Should I buy from a general insurer or a standalone health insurer?
Standalone health insurers (Star Health, Niva Bupa, Care Health, Aditya Birla Health) focus exclusively on health, so their products, networks, and claim processes tend to be more refined. General insurers offer health as one of many lines. The insurer's CSR and ICR matter more than whether they are standalone or general.
Is a family floater cheaper than individual policies?

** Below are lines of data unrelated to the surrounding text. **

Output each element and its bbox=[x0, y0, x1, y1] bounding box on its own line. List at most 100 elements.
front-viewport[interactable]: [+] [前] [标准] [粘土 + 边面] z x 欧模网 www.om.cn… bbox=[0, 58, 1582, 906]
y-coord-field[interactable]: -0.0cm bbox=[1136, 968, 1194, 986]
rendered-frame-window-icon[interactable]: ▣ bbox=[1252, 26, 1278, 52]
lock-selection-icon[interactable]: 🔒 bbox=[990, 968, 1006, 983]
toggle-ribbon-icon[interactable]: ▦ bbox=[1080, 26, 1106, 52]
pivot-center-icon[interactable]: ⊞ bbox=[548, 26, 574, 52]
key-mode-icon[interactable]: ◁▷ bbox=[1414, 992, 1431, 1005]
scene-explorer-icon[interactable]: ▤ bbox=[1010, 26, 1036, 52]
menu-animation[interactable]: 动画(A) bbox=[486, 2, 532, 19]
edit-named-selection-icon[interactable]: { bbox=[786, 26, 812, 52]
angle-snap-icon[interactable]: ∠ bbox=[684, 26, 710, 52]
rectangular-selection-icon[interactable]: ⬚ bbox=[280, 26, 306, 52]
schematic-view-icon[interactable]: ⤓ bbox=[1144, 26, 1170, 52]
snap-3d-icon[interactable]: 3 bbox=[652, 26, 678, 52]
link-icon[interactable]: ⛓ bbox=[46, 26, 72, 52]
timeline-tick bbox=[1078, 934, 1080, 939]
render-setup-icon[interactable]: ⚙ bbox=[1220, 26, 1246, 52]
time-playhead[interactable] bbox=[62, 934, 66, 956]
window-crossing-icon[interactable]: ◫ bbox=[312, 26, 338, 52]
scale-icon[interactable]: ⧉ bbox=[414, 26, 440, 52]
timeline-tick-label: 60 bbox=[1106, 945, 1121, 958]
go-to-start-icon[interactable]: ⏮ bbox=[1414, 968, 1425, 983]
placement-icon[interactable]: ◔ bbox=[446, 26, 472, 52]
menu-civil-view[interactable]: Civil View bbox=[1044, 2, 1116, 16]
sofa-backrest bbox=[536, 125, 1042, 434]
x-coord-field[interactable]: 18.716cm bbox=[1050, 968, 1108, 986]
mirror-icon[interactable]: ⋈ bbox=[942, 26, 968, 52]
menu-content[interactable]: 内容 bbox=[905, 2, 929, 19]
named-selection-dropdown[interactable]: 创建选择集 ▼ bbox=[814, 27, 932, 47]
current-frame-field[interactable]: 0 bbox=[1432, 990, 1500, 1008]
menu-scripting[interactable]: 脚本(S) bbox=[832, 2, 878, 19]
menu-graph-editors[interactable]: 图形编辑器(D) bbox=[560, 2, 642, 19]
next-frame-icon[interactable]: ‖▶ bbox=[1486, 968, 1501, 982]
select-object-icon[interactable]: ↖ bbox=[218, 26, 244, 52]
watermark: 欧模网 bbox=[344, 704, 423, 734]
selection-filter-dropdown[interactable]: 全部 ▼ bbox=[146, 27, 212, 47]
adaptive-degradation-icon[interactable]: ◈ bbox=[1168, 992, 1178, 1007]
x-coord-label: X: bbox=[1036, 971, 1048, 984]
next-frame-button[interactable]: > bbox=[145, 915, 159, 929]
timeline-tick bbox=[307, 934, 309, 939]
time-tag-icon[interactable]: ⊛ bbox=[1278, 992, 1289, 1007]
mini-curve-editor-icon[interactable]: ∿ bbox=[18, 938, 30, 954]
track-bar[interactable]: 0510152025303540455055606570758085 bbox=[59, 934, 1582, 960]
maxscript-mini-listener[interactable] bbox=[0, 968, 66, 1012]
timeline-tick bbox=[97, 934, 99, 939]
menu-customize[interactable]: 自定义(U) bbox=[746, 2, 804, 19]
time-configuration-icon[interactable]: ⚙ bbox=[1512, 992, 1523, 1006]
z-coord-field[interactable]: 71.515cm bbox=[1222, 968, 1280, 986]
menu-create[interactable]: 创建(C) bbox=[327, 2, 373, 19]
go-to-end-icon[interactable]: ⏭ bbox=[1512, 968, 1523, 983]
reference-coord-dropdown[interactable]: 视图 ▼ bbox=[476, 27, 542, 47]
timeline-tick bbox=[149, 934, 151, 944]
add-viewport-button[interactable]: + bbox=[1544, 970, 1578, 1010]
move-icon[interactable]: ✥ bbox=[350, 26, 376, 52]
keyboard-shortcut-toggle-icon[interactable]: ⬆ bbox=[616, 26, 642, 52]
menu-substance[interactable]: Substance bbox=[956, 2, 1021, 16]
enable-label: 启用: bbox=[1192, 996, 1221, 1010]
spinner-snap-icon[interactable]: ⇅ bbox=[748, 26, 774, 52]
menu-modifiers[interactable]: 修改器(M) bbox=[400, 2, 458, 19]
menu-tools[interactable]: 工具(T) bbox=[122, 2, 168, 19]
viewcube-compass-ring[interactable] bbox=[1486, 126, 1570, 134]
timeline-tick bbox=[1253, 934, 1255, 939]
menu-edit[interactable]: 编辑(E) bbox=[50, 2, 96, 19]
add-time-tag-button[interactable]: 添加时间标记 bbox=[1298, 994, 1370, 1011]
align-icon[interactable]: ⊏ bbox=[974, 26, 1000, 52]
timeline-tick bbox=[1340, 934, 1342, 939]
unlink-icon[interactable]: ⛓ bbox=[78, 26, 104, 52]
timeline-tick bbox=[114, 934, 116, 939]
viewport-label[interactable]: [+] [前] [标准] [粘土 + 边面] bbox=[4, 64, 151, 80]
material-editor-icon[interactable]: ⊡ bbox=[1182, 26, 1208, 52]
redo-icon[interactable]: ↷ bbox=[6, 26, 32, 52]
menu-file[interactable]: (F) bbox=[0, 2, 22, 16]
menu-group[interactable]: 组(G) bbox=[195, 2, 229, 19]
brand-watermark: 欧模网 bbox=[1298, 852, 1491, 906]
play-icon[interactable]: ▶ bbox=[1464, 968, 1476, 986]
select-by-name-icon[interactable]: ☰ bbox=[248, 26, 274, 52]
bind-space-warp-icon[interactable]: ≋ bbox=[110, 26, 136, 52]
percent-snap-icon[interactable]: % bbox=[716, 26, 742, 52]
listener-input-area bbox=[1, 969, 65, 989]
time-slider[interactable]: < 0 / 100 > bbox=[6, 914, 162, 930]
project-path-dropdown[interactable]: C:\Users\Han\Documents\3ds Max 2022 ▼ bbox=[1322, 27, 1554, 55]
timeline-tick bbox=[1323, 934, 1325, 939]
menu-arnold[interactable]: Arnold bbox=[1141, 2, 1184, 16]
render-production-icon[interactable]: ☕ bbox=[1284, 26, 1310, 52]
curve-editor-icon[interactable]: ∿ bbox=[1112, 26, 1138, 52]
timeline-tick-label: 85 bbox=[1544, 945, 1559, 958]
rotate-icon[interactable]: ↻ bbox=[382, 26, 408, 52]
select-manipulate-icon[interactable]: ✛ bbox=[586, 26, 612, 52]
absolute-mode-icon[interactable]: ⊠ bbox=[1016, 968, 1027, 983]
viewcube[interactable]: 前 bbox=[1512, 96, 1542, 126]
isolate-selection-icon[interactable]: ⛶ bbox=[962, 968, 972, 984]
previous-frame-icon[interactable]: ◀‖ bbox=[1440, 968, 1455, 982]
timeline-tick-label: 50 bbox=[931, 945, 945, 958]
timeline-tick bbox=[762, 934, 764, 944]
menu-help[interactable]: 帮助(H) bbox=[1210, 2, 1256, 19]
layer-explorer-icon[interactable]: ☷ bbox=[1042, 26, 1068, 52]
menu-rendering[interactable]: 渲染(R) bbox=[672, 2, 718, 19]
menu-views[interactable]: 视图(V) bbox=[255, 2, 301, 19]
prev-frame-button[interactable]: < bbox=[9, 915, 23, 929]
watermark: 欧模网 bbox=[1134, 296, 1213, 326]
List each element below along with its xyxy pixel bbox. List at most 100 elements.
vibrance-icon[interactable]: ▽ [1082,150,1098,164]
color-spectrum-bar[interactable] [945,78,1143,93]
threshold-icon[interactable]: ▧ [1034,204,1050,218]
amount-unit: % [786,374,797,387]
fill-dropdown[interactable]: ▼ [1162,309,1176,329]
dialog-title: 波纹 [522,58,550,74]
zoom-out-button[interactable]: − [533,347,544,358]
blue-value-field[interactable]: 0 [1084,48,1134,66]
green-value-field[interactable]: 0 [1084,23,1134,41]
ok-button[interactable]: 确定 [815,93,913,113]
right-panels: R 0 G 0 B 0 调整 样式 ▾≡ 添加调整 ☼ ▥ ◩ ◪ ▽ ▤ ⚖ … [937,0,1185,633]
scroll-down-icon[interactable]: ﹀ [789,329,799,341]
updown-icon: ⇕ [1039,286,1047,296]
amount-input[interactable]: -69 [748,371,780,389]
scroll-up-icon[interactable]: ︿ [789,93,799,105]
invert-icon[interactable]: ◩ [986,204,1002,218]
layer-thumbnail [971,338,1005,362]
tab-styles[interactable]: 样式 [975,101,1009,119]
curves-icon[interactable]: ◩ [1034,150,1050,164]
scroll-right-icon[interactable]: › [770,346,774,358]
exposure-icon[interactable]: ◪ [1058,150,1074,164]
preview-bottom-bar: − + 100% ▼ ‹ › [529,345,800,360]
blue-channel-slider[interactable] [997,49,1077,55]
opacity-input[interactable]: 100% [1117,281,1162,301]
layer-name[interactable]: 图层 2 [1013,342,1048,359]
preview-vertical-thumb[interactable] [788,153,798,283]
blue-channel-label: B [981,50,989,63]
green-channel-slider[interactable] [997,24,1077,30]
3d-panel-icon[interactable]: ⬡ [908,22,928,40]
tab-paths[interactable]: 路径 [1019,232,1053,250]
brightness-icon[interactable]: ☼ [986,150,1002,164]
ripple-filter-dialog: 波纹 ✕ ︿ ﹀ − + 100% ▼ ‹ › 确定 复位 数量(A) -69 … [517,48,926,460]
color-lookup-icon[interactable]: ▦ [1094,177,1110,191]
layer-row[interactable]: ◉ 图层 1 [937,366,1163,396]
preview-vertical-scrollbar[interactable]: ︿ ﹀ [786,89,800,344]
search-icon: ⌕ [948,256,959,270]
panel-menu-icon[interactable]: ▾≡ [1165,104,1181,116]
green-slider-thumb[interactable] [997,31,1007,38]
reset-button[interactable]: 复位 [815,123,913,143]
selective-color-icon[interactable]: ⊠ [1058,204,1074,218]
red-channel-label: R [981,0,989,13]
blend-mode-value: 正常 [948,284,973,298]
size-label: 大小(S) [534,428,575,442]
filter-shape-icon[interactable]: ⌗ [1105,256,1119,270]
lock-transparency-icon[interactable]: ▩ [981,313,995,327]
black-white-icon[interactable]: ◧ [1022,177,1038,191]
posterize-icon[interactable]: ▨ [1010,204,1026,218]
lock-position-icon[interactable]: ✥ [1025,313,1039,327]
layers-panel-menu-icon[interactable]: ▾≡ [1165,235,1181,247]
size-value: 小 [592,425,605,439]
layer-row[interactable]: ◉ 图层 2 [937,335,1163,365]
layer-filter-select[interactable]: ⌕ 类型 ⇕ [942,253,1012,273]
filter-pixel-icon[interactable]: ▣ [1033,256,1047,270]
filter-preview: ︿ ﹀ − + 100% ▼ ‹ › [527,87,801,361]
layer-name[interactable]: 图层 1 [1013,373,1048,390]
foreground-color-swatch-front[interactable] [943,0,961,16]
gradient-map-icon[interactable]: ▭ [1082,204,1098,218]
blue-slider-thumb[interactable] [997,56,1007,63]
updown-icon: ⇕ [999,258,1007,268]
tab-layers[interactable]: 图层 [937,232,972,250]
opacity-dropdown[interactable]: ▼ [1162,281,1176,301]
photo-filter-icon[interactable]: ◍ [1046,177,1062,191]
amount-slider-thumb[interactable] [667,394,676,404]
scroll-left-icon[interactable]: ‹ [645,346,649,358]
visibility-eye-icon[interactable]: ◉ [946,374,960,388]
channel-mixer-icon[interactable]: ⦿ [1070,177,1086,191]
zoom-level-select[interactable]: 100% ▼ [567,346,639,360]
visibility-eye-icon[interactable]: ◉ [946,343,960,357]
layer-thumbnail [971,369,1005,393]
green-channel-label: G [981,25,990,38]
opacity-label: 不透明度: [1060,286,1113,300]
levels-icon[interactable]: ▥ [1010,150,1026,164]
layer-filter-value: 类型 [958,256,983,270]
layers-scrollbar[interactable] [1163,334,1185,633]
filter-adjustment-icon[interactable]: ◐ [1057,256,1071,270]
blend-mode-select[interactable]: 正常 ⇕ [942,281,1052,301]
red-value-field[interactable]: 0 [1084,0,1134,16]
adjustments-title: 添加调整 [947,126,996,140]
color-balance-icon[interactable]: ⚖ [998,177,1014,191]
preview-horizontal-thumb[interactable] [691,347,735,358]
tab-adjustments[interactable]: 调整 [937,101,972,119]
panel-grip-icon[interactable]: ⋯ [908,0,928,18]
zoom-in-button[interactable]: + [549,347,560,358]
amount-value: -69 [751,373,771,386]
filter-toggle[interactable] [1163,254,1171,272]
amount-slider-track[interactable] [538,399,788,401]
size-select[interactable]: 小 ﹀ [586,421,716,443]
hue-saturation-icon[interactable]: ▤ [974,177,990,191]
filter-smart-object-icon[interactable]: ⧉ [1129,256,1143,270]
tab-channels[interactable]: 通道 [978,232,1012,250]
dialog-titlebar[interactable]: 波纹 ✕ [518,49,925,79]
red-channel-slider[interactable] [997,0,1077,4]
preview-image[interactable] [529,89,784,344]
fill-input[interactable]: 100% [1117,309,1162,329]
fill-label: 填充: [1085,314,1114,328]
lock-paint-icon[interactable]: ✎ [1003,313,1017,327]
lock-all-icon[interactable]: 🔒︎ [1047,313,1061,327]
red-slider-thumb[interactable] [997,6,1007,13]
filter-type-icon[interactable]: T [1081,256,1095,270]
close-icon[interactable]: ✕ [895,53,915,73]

Per-rupee-of-cover, yes — a ₹10 lakh floater costs less than two ₹10 lakh individual policies. But floaters carry the risk of sum insured depletion if multiple family members claim in the same year. If the family includes a senior parent, individual policies for them are often better than adding them to a floater.
Can I buy health insurance online without a medical check-up?
Most insurers accept online applications without a pre-issuance medical for applicants below 45–55 years of age (threshold varies by insurer and sum insured). Above that age or for high sum insureds, a medical test is typically required. Non-disclosure of known conditions remains grounds for claim rejection even if no test was conducted.
Does employer-provided health insurance need a top-up?
Employer group health cover is useful but typically limited to ₹3–5 lakh, covers only the employment period, and ends if you switch jobs. Buying a personal policy alongside your employer cover ensures continuity of the waiting-period clock and provides cover during career gaps.